I am trying to recreate the Facebook Prophet model from scratch in PyMC. Unfortunately, I am already running into performance issues at the very beginning.
I am using the peyton_manning dataset (a uni-variate time series of 2905 rows) that is used in the FB Prophet docs. Fetching and processing that dataset is shown in this code snippet:
df = pd.read_csv('https://raw.githubusercontent.com/facebook/prophet/main/examples/example_wp_log_peyton_manning.csv')
df["ds"] = pd.to_datetime(df["ds"])
y_max = df["y"].max()
df["y_scaled"] = df["y"] / y_max
df["t"] = (df["ds"] - df["ds"].min()) / (df["ds"].max() - df["ds"].min())
My model looks like this:
def trend_model(y, t, n_changepoints=25, changepoints_prior_scale=0.05,
growth_prior_scale=5, changepoint_range=0.8):
"""
The piecewise linear trend with changepoint implementation in PyMC.
:param y: (np.array) MinMax scaled observations.
:param t: (np.array) MinMax scaled time.
:param n_changepoints: (int) The number of changepoints to model.
:param changepoint_prior_scale: (flt) The scale of the Laplace prior on the delta vector.
:param growth_prior_scale: (flt) The standard deviation of the prior on the growth.

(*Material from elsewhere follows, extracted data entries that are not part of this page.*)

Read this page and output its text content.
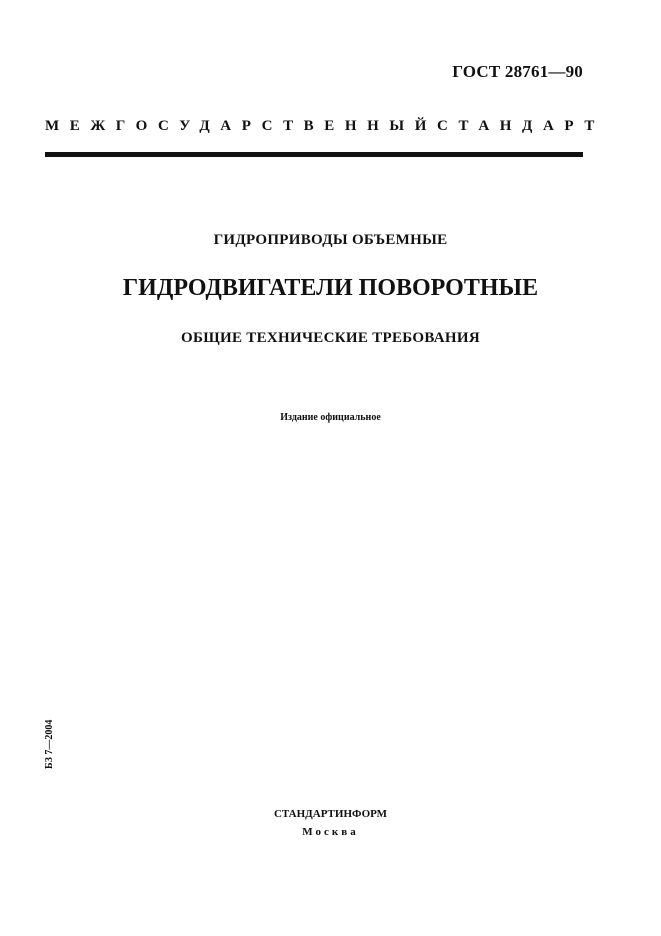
ГОСТ 28761—90
МЕЖГОСУДАРСТВЕННЫЙ СТАНДАРТ
ГИДРОПРИВОДЫ ОБЪЕМНЫЕ
ГИДРОДВИГАТЕЛИ ПОВОРОТНЫЕ
ОБЩИЕ ТЕХНИЧЕСКИЕ ТРЕБОВАНИЯ
Издание официальное
БЗ 7—2004
СТАНДАРТИНФОРМ
Москва
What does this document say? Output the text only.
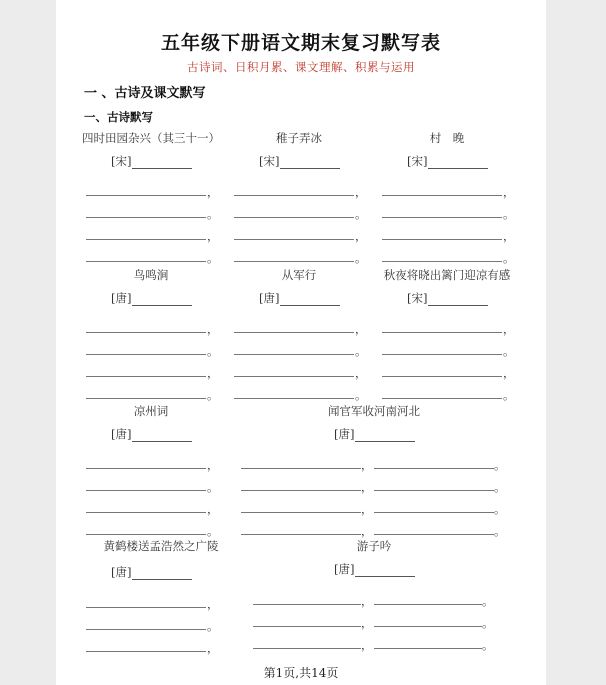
五年级下册语文期末复习默写表
古诗词、日积月累、课文理解、积累与运用
一 、古诗及课文默写
一、古诗默写
四时田园杂兴（其三十一）
[宋]
，
。
，
。
稚子弄冰
[宋]
，
。
，
。
村　晚
[宋]
，
。
，
。
鸟鸣涧
[唐]
，
。
，
。
从军行
[唐]
，
。
，
。
秋夜将晓出篱门迎凉有感
[宋]
，
。
，
。
凉州词
[唐]
，
。
，
。
闻官军收河南河北
[唐]
，	。
，	。
，	。
，	。
黄鹤楼送孟浩然之广陵
[唐]
，
。
，
游子吟
[唐]
，	。
，	。
，	。
第1页,共14页
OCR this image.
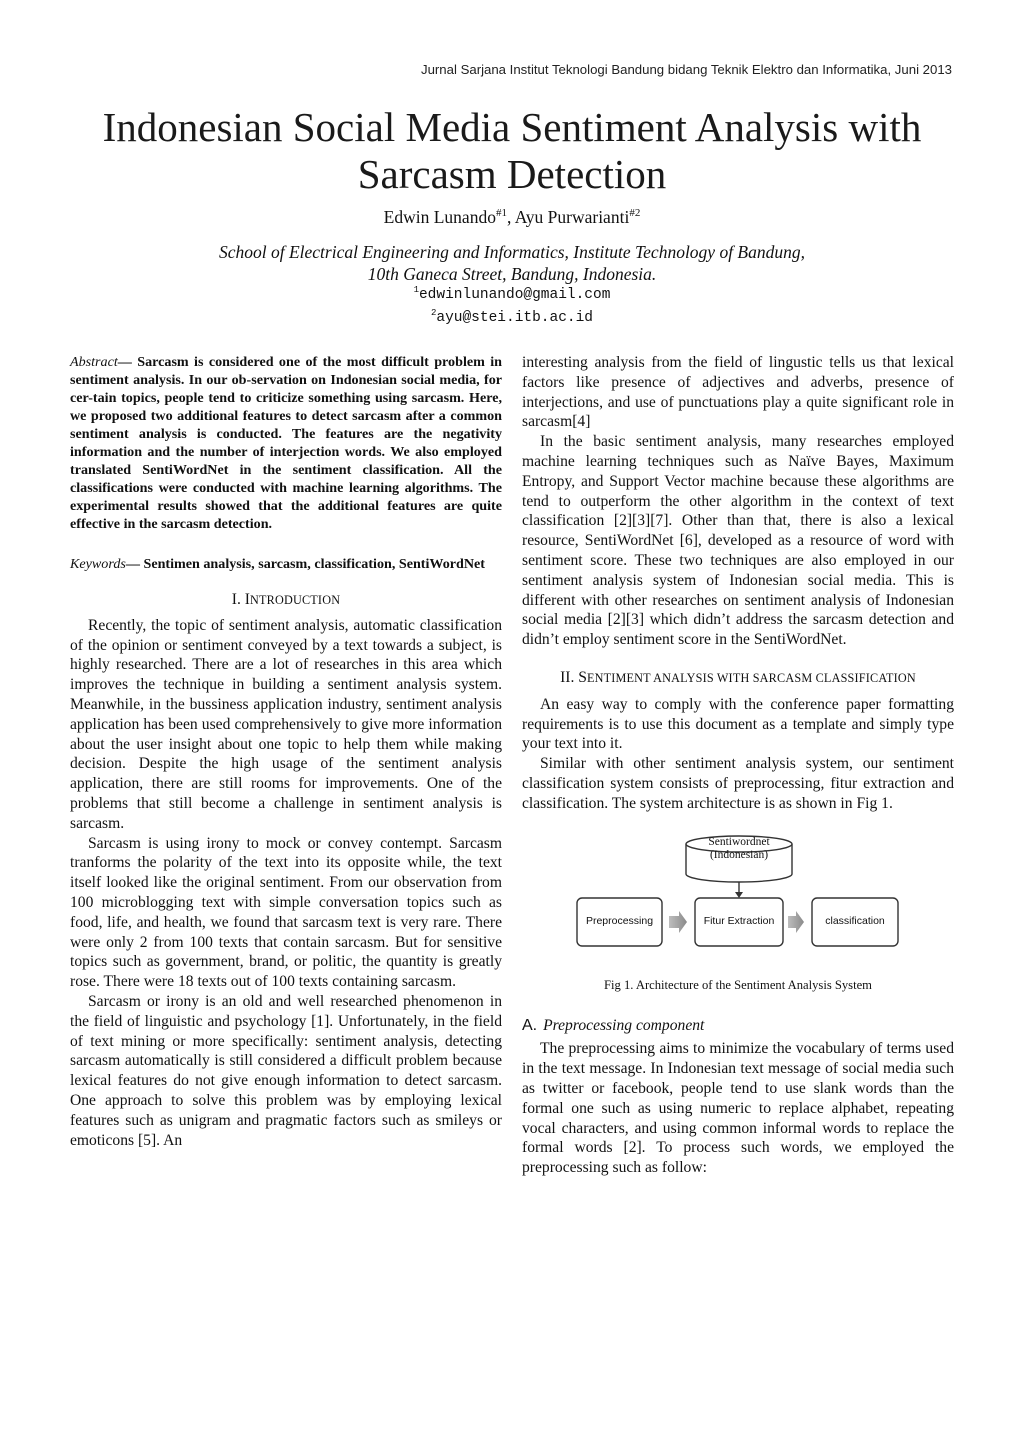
Jurnal Sarjana Institut Teknologi Bandung bidang Teknik Elektro dan Informatika, Juni 2013
Indonesian Social Media Sentiment Analysis with
Sarcasm Detection
Edwin Lunando$^{\#1}$, Ayu Purwarianti$^{\#2}$
School of Electrical Engineering and Informatics, Institute Technology of Bandung,
10th Ganeca Street, Bandung, Indonesia.
$^1$edwinlunando@gmail.com
$^2$ayu@stei.itb.ac.id

Abstract— Sarcasm is considered one of the most difficult problem in sentiment analysis. In our ob-servation on Indonesian social media, for cer-tain topics, people tend to criticize something using sarcasm. Here, we proposed two additional features to detect sarcasm after a common sentiment analysis is conducted. The features are the negativity information and the number of interjection words. We also employed translated SentiWordNet in the sentiment classification. All the classifications were conducted with machine learning algorithms. The experimental results showed that the additional features are quite effective in the sarcasm detection.

Keywords— Sentimen analysis, sarcasm, classification, SentiWordNet

I. INTRODUCTION

Recently, the topic of sentiment analysis, automatic classification of the opinion or sentiment conveyed by a text towards a subject, is highly researched. There are a lot of researches in this area which improves the technique in building a sentiment analysis system. Meanwhile, in the bussiness application industry, sentiment analysis application has been used comprehensively to give more information about the user insight about one topic to help them while making decision. Despite the high usage of the sentiment analysis application, there are still rooms for improvements. One of the problems that still become a challenge in sentiment analysis is sarcasm.

Sarcasm is using irony to mock or convey contempt. Sarcasm tranforms the polarity of the text into its opposite while, the text itself looked like the original sentiment. From our observation from 100 microblogging text with simple conversation topics such as food, life, and health, we found that sarcasm text is very rare. There were only 2 from 100 texts that contain sarcasm. But for sensitive topics such as government, brand, or politic, the quantity is greatly rose. There were 18 texts out of 100 texts containing sarcasm.

Sarcasm or irony is an old and well researched phenomenon in the field of linguistic and psychology [1]. Unfortunately, in the field of text mining or more specifically: sentiment analysis, detecting sarcasm automatically is still considered a difficult problem because lexical features do not give enough information to detect sarcasm. One approach to solve this problem was by employing lexical features such as unigram and pragmatic factors such as smileys or emoticons [5]. An

interesting analysis from the field of lingustic tells us that lexical factors like presence of adjectives and adverbs, presence of interjections, and use of punctuations play a quite significant role in sarcasm[4]

In the basic sentiment analysis, many researches employed machine learning techniques such as Naïve Bayes, Maximum Entropy, and Support Vector machine because these algorithms are tend to outperform the other algorithm in the context of text classification [2][3][7]. Other than that, there is also a lexical resource, SentiWordNet [6], developed as a resource of word with sentiment score. These two techniques are also employed in our sentiment analysis system of Indonesian social media. This is different with other researches on sentiment analysis of Indonesian social media [2][3] which didn’t address the sarcasm detection and didn’t employ sentiment score in the SentiWordNet.

II. SENTIMENT ANALYSIS WITH SARCASM CLASSIFICATION

An easy way to comply with the conference paper formatting requirements is to use this document as a template and simply type your text into it.

Similar with other sentiment analysis system, our sentiment classification system consists of preprocessing, fitur extraction and classification. The system architecture is as shown in Fig 1.

Sentiwordnet
(Indonesian)
Preprocessing	Fitur Extraction	classification
Fig 1. Architecture of the Sentiment Analysis System
A. Preprocessing component

The preprocessing aims to minimize the vocabulary of terms used in the text message. In Indonesian text message of social media such as twitter or facebook, people tend to use slank words than the formal one such as using numeric to replace alphabet, repeating vocal characters, and using common informal words to replace the formal words [2]. To process such words, we employed the preprocessing such as follow:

:param changepoint_range: (flt) Proportion of history in which trend changepoints will be estimated.
:return model
"""
model = pm.Model()
s = np.linspace(0, changepoint_range * np.max(t), n_changepoints + 1)[1:]
# * 1 casts the boolean to integers
A = (t[:, None] > s) * 1
with model:
# initial growth
k = pm.Normal('k', 0 , growth_prior_scale)
# rate of change
delta = pm.Laplace('delta', 0, changepoints_prior_scale, shape=n_changepoints)
# offset
m = pm.Normal('m', 0, 5)
gamma = -s * delta
trend = pm.Deterministic("trend", (k + pyt.tensor.dot(A, delta)) * t + (m + pyt.tensor.dot(A, gamma)))
sigma = pm.HalfCauchy('sigma', 0.5, initval=1)
pm.Normal('obs', mu=trend, sigma=sigma, observed=y)
return model
model = trend_model(df["y_scaled"], np.array(df["t"]))
Finally, I am sampling:
with model:
linear_trace = pm.sample(return_inferencedata=True)
I stopped the execution of this piece of code after 20 mins of sampling (it was 40% done). Is it just me, or is this sampling time ridiculously slow?